Adamsberg considéra ses pieds nus à travers les lanières de cuir fatigué, cherchant le défaut.
— Qu’est-ce qui ne va pas, Maurel ? demanda-t-il, sincère.
— Je ne sais pas, dit Maurel qui cherchait comment faire marche arrière. Vous êtes chef de groupe.
— Ah, dit Adamsberg. L’apparence, Maurel ? C’est cela ? Maurel ne répondit pas.
— Je n’ai pas le temps de m’acheter des chaussures, dit Adamsberg en haussant les épaules. Et Clémentine est plus urgente que mes vêtements, non ?
— Si, commissaire.
— Veillez à ce qu’elle n’ait besoin de rien. Je vais chercher la sœur et je reviens.
— Vous croyez qu’elle nous parlera ?
— Probablement. Marie-Belle aime raconter sa vie.
Au moment de franchir le porche, un porteur spécial lui remit un colis qu’il ouvrit dans la rue. Il y trouva son portable et posa le tout sur le coffre d’une voiture à la recherche du contrat y afférent . Puce vivace. L’ancien numéro avait pu être conservé et transféré dans un appareil neuf. Satisfait, il le rangea dans sa poche intérieure et reprit son chemin, la main posée dessus à travers le tissu, comme pour le réchauffer et reprendre avec lui le dialogue interrompu.
Il repéra Noël et Lamarre en garde rue de la Convention. Le plus petit était Noël. Oreilles, brosse, blouson, égale Noël. Le grand rigide était Lamarre, l’ancien gendarme de Granville. Les deux hommes eurent un rapide regard vers ses pieds.

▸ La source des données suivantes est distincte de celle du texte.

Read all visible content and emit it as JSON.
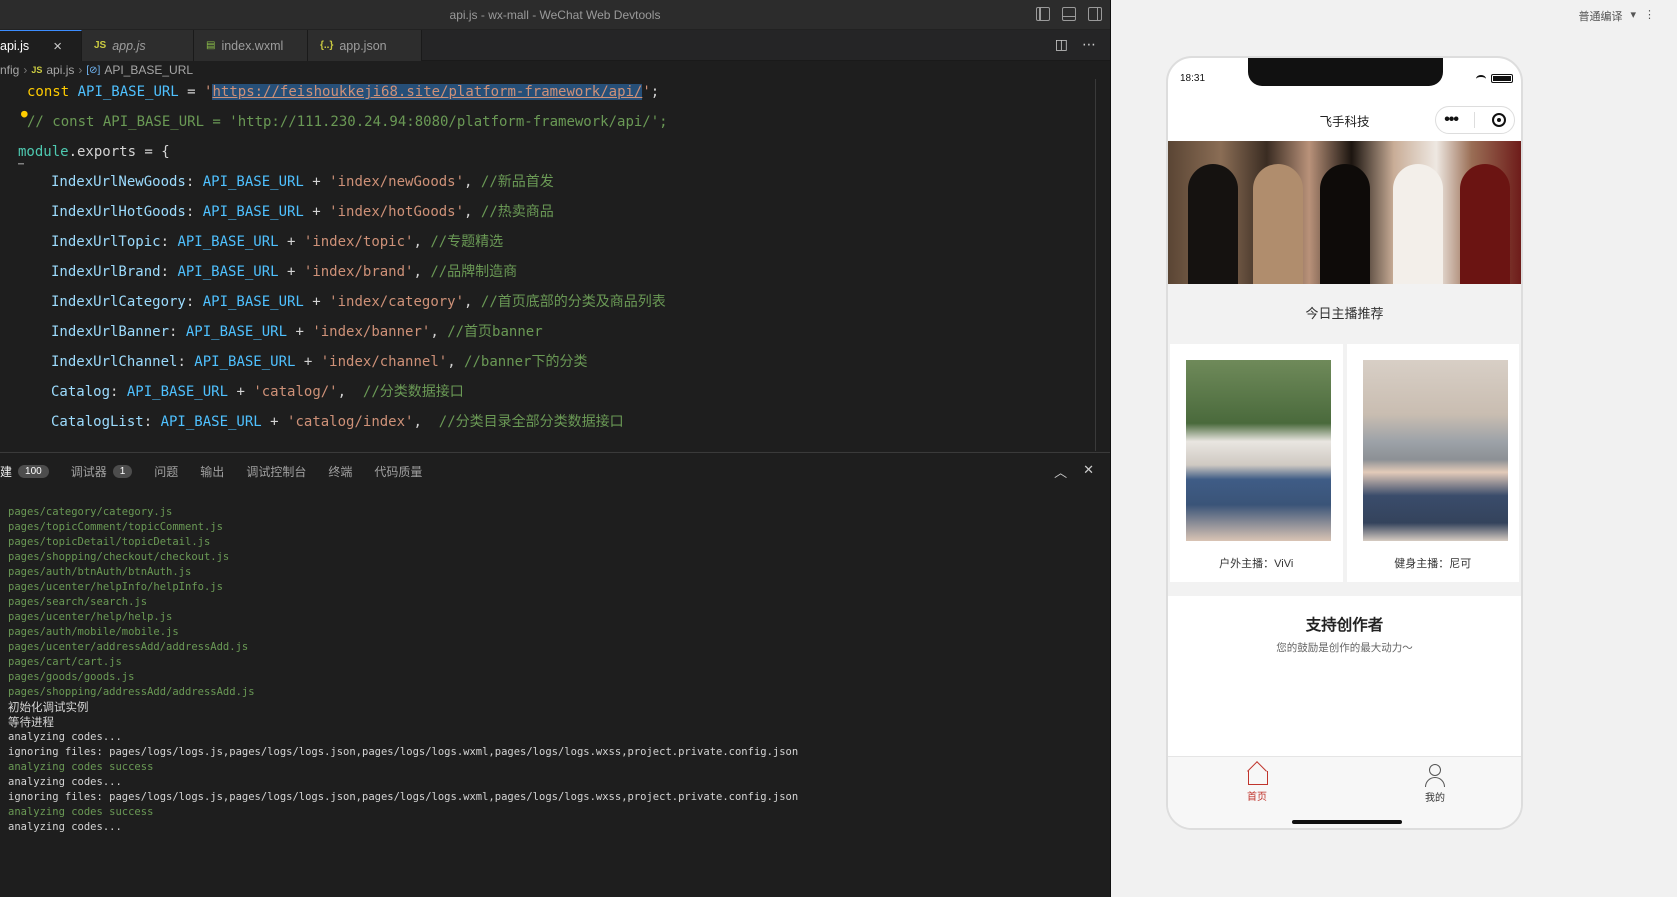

— Oui, Lamarre, je sais. J’en achèterai plus tard. Je monte, dit-il en indiquant le quatrième étage. Vous pouvez rentrer. Adamsberg traversa le hall luxueux, emprunta l’escalier couvert d’un large tapis rouge. Il aperçut l’enveloppe punaisée sur la porte de Marie-Belle avant d’atteindre le palier. Il gravit les dernières marches avec lenteur, choqué, et s’approcha du rectangle blanc qui portait simplement son nom, Jean-Baptiste Adamsberg !
Partie. Marie-Belle était partie sous le nez de ses hommes de guet. Elle avait filé. Filé sans s’occuper de Damas. Adamsberg décrocha l’enveloppe, sourcils froncés. La sœur de Damas avait abandonné le terrain en flammes.